Eliminate Distractions: With so little time and available mind space for learning new things, we need to make sure that we have eliminated any distractions in the work environment that are not useful. Too many meetings? Give your adult learners information via email or short video clips instead. Ditto for morning announcements that take up too much time. When they are able to attend a PD event, make sure to streamline everything so that critical learning is front and center. This may include introducing ourselves and our background (they don’t really care) and those fun icebreakers we love to do (not needed as much if the learning is individualized).

Think Outside the School Building/Day: Provide ways for your adult learners to learn 24/7 when they want and can do so. Online courses, video clips, recorded webinars, infographics, how-to handouts are all excellent ways to provide information while allowing participants the freedom to decide when and where they are ready to learn.

Put the Learning in a Mobile Format: Adult learners today check their cell phones an average of nine times an hour. We are glue to these devices. So provide your professional development in a format that works on a cell phone screen. Ways to do this include:

  • Have one idea/topic per screen.
  • Start with existing slides or a PDF, if you already have them in your content files, and break them down into smaller pieces.
  • Have modules that take less than 10 minutes to complete.
  • Include lots of visuals.
  • Ensure that the content is formatted to load faster, i.e. no large graphics or videos.
  • Have easy navigation like large buttons and obvious directions of what should be done next.

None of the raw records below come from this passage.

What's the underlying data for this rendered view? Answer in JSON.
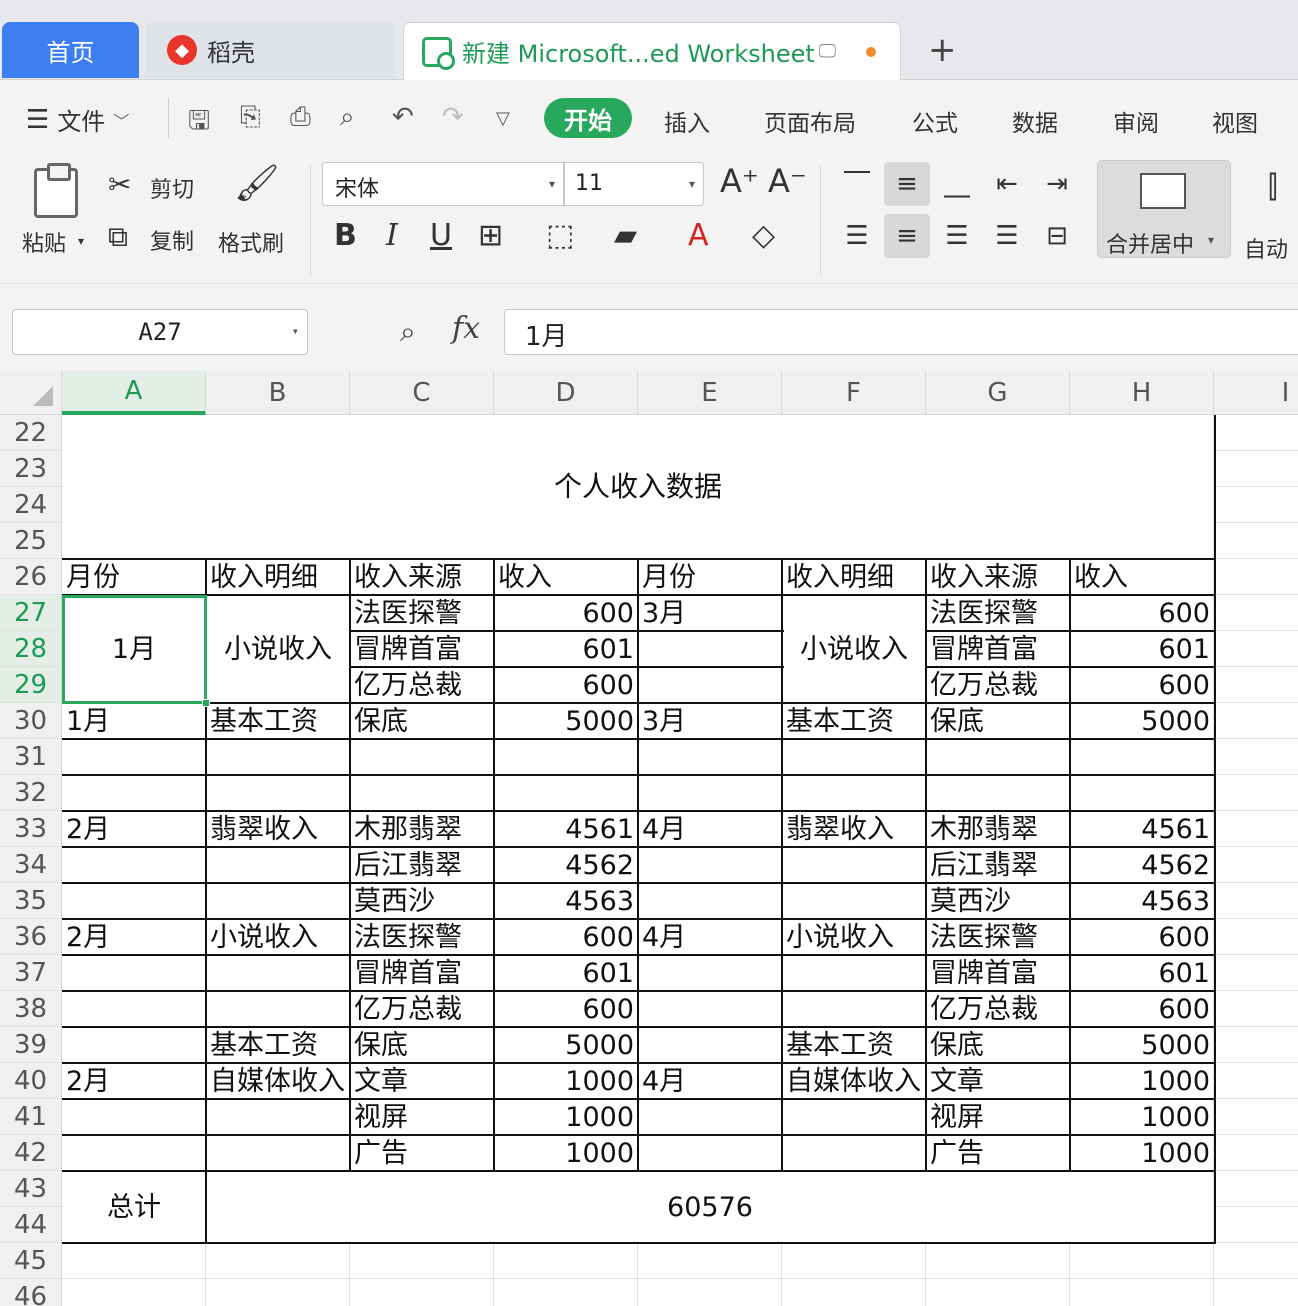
{
  "tabs": {
    "home": "首页",
    "daoke": "稻壳",
    "doc": "新建 Microsoft...ed Worksheet",
    "add": "+"
  },
  "toolbar": {
    "file": "文件",
    "ribbon_tabs": [
      "开始",
      "插入",
      "页面布局",
      "公式",
      "数据",
      "审阅",
      "视图"
    ]
  },
  "ribbon": {
    "paste": "粘贴",
    "cut": "剪切",
    "copy": "复制",
    "format_painter": "格式刷",
    "font_name": "宋体",
    "font_size": "11",
    "merge_center": "合并居中",
    "auto_wrap": "自动"
  },
  "formula_bar": {
    "cell_ref": "A27",
    "fx": "fx",
    "value": "1月"
  },
  "columns": [
    "A",
    "B",
    "C",
    "D",
    "E",
    "F",
    "G",
    "H",
    "I"
  ],
  "rows": [
    "22",
    "23",
    "24",
    "25",
    "26",
    "27",
    "28",
    "29",
    "30",
    "31",
    "32",
    "33",
    "34",
    "35",
    "36",
    "37",
    "38",
    "39",
    "40",
    "41",
    "42",
    "43",
    "44",
    "45",
    "46"
  ],
  "sheet": {
    "title": "个人收入数据",
    "headers": [
      "月份",
      "收入明细",
      "收入来源",
      "收入",
      "月份",
      "收入明细",
      "收入来源",
      "收入"
    ],
    "merged_month_a": "1月",
    "merged_detail_b": "小说收入",
    "merged_detail_f": "小说收入",
    "total_label": "总计",
    "total_value": "60576",
    "cells": [
      {
        "r": 27,
        "c": "C",
        "v": "法医探警"
      },
      {
        "r": 27,
        "c": "D",
        "v": "600"
      },
      {
        "r": 27,
        "c": "E",
        "v": "3月"
      },
      {
        "r": 27,
        "c": "G",
        "v": "法医探警"
      },
      {
        "r": 27,
        "c": "H",
        "v": "600"
      },
      {
        "r": 28,
        "c": "C",
        "v": "冒牌首富"
      },
      {
        "r": 28,
        "c": "D",
        "v": "601"
      },
      {
        "r": 28,
        "c": "G",
        "v": "冒牌首富"
      },
      {
        "r": 28,
        "c": "H",
        "v": "601"
      },
      {
        "r": 29,
        "c": "C",
        "v": "亿万总裁"
      },
      {
        "r": 29,
        "c": "D",
        "v": "600"
      },
      {
        "r": 29,
        "c": "G",
        "v": "亿万总裁"
      },
      {
        "r": 29,
        "c": "H",
        "v": "600"
      },
      {
        "r": 30,
        "c": "A",
        "v": "1月"
      },
      {
        "r": 30,
        "c": "B",
        "v": "基本工资"
      },
      {
        "r": 30,
        "c": "C",
        "v": "保底"
      },
      {
        "r": 30,
        "c": "D",
        "v": "5000"
      },
      {
        "r": 30,
        "c": "E",
        "v": "3月"
      },
      {
        "r": 30,
        "c": "F",
        "v": "基本工资"
      },
      {
        "r": 30,
        "c": "G",
        "v": "保底"
      },
      {
        "r": 30,
        "c": "H",
        "v": "5000"
      },
      {
        "r": 33,
        "c": "A",
        "v": "2月"
      },
      {
        "r": 33,
        "c": "B",
        "v": "翡翠收入"
      },
      {
        "r": 33,
        "c": "C",
        "v": "木那翡翠"
      },
      {
        "r": 33,
        "c": "D",
        "v": "4561"
      },
      {
        "r": 33,
        "c": "E",
        "v": "4月"
      },
      {
        "r": 33,
        "c": "F",
        "v": "翡翠收入"
      },
      {
        "r": 33,
        "c": "G",
        "v": "木那翡翠"
      },
      {
        "r": 33,
        "c": "H",
        "v": "4561"
      },
      {
        "r": 34,
        "c": "C",
        "v": "后江翡翠"
      },
      {
        "r": 34,
        "c": "D",
        "v": "4562"
      },
      {
        "r": 34,
        "c": "G",
        "v": "后江翡翠"
      },
      {
        "r": 34,
        "c": "H",
        "v": "4562"
      },
      {
        "r": 35,
        "c": "C",
        "v": "莫西沙"
      },
      {
        "r": 35,
        "c": "D",
        "v": "4563"
      },
      {
        "r": 35,
        "c": "G",
        "v": "莫西沙"
      },
      {
        "r": 35,
        "c": "H",
        "v": "4563"
      },
      {
        "r": 36,
        "c": "A",
        "v": "2月"
      },
      {
        "r": 36,
        "c": "B",
        "v": "小说收入"
      },
      {
        "r": 36,
        "c": "C",
        "v": "法医探警"
      },
      {
        "r": 36,
        "c": "D",
        "v": "600"
      },
      {
        "r": 36,
        "c": "E",
        "v": "4月"
      },
      {
        "r": 36,
        "c": "F",
        "v": "小说收入"
      },
      {
        "r": 36,
        "c": "G",
        "v": "法医探警"
      },
      {
        "r": 36,
        "c": "H",
        "v": "600"
      },
      {
        "r": 37,
        "c": "C",
        "v": "冒牌首富"
      },
      {
        "r": 37,
        "c": "D",
        "v": "601"
      },
      {
        "r": 37,
        "c": "G",
        "v": "冒牌首富"
      },
      {
        "r": 37,
        "c": "H",
        "v": "601"
      },
      {
        "r": 38,
        "c": "C",
        "v": "亿万总裁"
      },
      {
        "r": 38,
        "c": "D",
        "v": "600"
      },
      {
        "r": 38,
        "c": "G",
        "v": "亿万总裁"
      },
      {
        "r": 38,
        "c": "H",
        "v": "600"
      },
      {
        "r": 39,
        "c": "B",
        "v": "基本工资"
      },
      {
        "r": 39,
        "c": "C",
        "v": "保底"
      },
      {
        "r": 39,
        "c": "D",
        "v": "5000"
      },
      {
        "r": 39,
        "c": "F",
        "v": "基本工资"
      },
      {
        "r": 39,
        "c": "G",
        "v": "保底"
      },
      {
        "r": 39,
        "c": "H",
        "v": "5000"
      },
      {
        "r": 40,
        "c": "A",
        "v": "2月"
      },
      {
        "r": 40,
        "c": "B",
        "v": "自媒体收入"
      },
      {
        "r": 40,
        "c": "C",
        "v": "文章"
      },
      {
        "r": 40,
        "c": "D",
        "v": "1000"
      },
      {
        "r": 40,
        "c": "E",
        "v": "4月"
      },
      {
        "r": 40,
        "c": "F",
        "v": "自媒体收入"
      },
      {
        "r": 40,
        "c": "G",
        "v": "文章"
      },
      {
        "r": 40,
        "c": "H",
        "v": "1000"
      },
      {
        "r": 41,
        "c": "C",
        "v": "视屏"
      },
      {
        "r": 41,
        "c": "D",
        "v": "1000"
      },
      {
        "r": 41,
        "c": "G",
        "v": "视屏"
      },
      {
        "r": 41,
        "c": "H",
        "v": "1000"
      },
      {
        "r": 42,
        "c": "C",
        "v": "广告"
      },
      {
        "r": 42,
        "c": "D",
        "v": "1000"
      },
      {
        "r": 42,
        "c": "G",
        "v": "广告"
      },
      {
        "r": 42,
        "c": "H",
        "v": "1000"
      }
    ]
  },
  "colors": {
    "accent_green": "#27a85c",
    "home_tab_blue": "#3d7ff0",
    "daoke_red": "#e8342a",
    "unsaved_dot": "#f08a2a"
  }
}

Provide an Online Place for Collaboration: 80% of learning now happens via on-the-job interactions with peers and 70% of employees access answers to on-the-job questions through search engines. Your educators are looking for solutions. So give them a way to get those solutions from people who really know what they are talking about: other educators. Whether you have a district Facebook group or you provide membership in TCEA for all of your staff so that they can collaborate and learn from others in the Community, it’s important for you to do something that facilitates their conversations about teaching and learning. Google may be great for answering many questions, but it doesn’t often contain true solutions that work in our classrooms.

If we keep these important points in mind, our adult learners will be empowered to learn at each of them needs to, which will help to ensure that the learning is transferred and continued in the classroom.